An english assignment to rewrite a sene from Shakespear's "The Tragety of Jullius Caesar" took a life of it's own in my mind with the twist of having the characters in the play be WOLVES. Read on intrested ones! Tally forth!
Characters:
JULIUS CAESAR
MARCUS ANTONIUS
MARCUS BRUTUS
CASSIUS
CASCA
TREBONIUS
DECIUS BRUTUS
METELLUS CIMBER
CINNA
SCENE 1. ANCIENT ROMAN FOREST. BEFORE THE PACK DEN.

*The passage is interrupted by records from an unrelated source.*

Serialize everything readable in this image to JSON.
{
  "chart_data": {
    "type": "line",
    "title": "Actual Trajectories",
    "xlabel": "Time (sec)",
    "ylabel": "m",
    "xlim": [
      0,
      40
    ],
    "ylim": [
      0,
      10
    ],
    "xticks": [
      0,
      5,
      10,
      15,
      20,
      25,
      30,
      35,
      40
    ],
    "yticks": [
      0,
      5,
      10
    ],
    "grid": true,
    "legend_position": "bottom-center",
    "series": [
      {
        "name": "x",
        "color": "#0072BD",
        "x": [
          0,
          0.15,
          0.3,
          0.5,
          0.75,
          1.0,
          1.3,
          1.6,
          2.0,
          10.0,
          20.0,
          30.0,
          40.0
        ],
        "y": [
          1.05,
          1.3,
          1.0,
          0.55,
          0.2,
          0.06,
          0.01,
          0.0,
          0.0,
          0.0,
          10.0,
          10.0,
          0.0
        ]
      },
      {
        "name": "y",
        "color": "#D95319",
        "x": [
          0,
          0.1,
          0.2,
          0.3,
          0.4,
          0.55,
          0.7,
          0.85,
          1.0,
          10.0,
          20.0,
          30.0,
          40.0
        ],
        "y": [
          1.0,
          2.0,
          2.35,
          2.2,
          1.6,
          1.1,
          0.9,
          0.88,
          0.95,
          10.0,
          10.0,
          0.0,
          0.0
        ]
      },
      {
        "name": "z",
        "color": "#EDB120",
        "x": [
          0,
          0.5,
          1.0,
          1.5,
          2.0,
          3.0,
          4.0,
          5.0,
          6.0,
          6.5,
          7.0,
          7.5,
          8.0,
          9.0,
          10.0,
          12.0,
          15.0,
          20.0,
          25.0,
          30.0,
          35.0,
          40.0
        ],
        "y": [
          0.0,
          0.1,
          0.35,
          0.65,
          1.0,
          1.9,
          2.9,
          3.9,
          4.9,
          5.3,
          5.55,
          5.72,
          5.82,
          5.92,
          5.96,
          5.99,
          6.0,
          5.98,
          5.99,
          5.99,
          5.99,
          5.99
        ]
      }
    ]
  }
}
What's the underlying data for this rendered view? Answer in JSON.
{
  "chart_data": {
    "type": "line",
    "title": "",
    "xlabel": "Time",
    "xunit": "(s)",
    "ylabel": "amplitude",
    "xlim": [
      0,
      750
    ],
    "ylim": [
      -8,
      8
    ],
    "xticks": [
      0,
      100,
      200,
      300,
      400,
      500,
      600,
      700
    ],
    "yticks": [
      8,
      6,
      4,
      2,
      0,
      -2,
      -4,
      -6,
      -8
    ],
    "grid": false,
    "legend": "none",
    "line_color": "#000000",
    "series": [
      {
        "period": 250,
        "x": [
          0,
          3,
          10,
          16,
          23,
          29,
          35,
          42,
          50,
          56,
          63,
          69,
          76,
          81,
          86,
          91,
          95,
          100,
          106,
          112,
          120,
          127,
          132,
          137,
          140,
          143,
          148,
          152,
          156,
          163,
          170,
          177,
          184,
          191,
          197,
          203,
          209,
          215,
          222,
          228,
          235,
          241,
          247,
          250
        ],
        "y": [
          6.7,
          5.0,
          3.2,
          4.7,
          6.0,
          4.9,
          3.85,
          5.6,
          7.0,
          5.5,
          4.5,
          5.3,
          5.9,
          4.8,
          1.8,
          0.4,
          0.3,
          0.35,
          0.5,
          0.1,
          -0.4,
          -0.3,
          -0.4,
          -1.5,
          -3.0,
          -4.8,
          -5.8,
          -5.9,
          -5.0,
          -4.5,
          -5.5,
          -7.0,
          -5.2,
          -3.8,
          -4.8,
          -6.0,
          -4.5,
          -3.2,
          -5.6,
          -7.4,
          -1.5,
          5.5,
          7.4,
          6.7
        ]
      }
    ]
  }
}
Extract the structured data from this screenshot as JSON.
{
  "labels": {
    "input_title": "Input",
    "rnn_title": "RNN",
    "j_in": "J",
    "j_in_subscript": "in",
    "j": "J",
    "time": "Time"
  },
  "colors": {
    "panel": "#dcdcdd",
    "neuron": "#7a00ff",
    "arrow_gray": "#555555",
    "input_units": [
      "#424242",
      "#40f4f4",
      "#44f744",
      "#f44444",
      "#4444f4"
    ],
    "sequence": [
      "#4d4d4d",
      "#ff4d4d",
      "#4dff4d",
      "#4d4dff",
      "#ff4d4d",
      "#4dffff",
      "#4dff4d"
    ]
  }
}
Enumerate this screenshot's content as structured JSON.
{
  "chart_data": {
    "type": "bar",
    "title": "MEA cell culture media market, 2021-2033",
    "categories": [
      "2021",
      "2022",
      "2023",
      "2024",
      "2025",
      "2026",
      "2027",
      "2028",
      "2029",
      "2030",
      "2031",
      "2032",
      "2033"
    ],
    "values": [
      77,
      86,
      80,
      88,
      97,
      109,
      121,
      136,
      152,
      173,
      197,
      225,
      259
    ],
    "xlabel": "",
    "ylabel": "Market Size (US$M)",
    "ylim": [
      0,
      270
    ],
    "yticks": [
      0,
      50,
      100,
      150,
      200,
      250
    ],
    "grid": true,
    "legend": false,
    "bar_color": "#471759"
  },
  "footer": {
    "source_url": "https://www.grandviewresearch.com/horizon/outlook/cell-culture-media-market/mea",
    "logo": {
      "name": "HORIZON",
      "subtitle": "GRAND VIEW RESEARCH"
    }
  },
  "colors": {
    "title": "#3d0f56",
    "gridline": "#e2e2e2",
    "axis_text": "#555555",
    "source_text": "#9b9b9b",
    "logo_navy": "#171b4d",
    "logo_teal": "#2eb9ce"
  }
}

[Enter CAESAR, BRUTUS, CASSIUS, CASCA, DECIUS, TERBONIUS, METELLUS, and CINNA.]
METELLUS:
(Kneeling) Most high, most mighty, and most powerful Caesar, I grovel at your feet with a humble heart!
CAESAR:
Please, Metellus, get up! Do not try to change my mind, for I am not a yearling. Do not think that I will have a disposition for such flattery as to blush and give way to taking your brother out of exile without reason. I am a wolf and I have claws that rip and teeth that tear, don’t make me use them on you as I would a bull.
METELLUS:
(Beginning to whimper) Is there no one’s voice greater than mine that you will listen to, to bring my brother out of banishment?
BRUTUS:
(Kneeling and nuzzling Caesar’s neck) I nuzzle your neck as a cub, but not in flattery, Caesar, I too wish to have Publius Cimber freed.
CAESAR:
What? Even you, Brutus?
CASSIUS:
(Kneeling) Excuse him, Caesar, excuse him. I fall to your claws to beg you to restore Publius Cimber into the pack.
CAESAR:
I could be convinced if I were like you. If I could beg others to change their minds, begging would convince me, too. But I’m as immovable as the northern star, whose stable and stationary life has no equal in the sky. The sky shows countless stars, all made of fire, and each one shines. But only one among all of them remains in a fixed position. So it is in the forest. The world is full of wolves, and wolves are flesh and blood, and they are capable of reason. Yet out of all of them, I know only one who is unmoving. To show you that that’s me, let me prove it a little even in this case. I was firm in ordering that Cimber be banished, and I remain firm in that decision.
CINNA:
(Kneeling and crawling toward Caesar) Caesar--
CAESAR:
(Growling) Enough! Would you try to kill a bull by yourself?
DECIUS:
(Kneeling and crawling toward Caesar) Great Caesar--
CAESAR:
(His lips curl in a snarl) Haven’t I already ceased Brutus’s pleas, begging as a pup on his elbows?
CASCA:
Then let my fangs and claws speak for me!
CASCA and the other conspirators attack CAESAR. BRUTUS crushes CAESAR’S jugular.
CAESAR:
(Whimpers struggling against being strangled.) You too, Brutus? In that case, die, Caesar.
(He dies)
CINNA:
Liberty! Freedom! Tyranny is dead! Run and howl it through the night!
CASSIUS:
Some should go to the hunting grounds and cry out, “Liberty, freedom and democracy!”
[Exit ALL as the night air fills with the victorious cries and yowls of the conspirators.]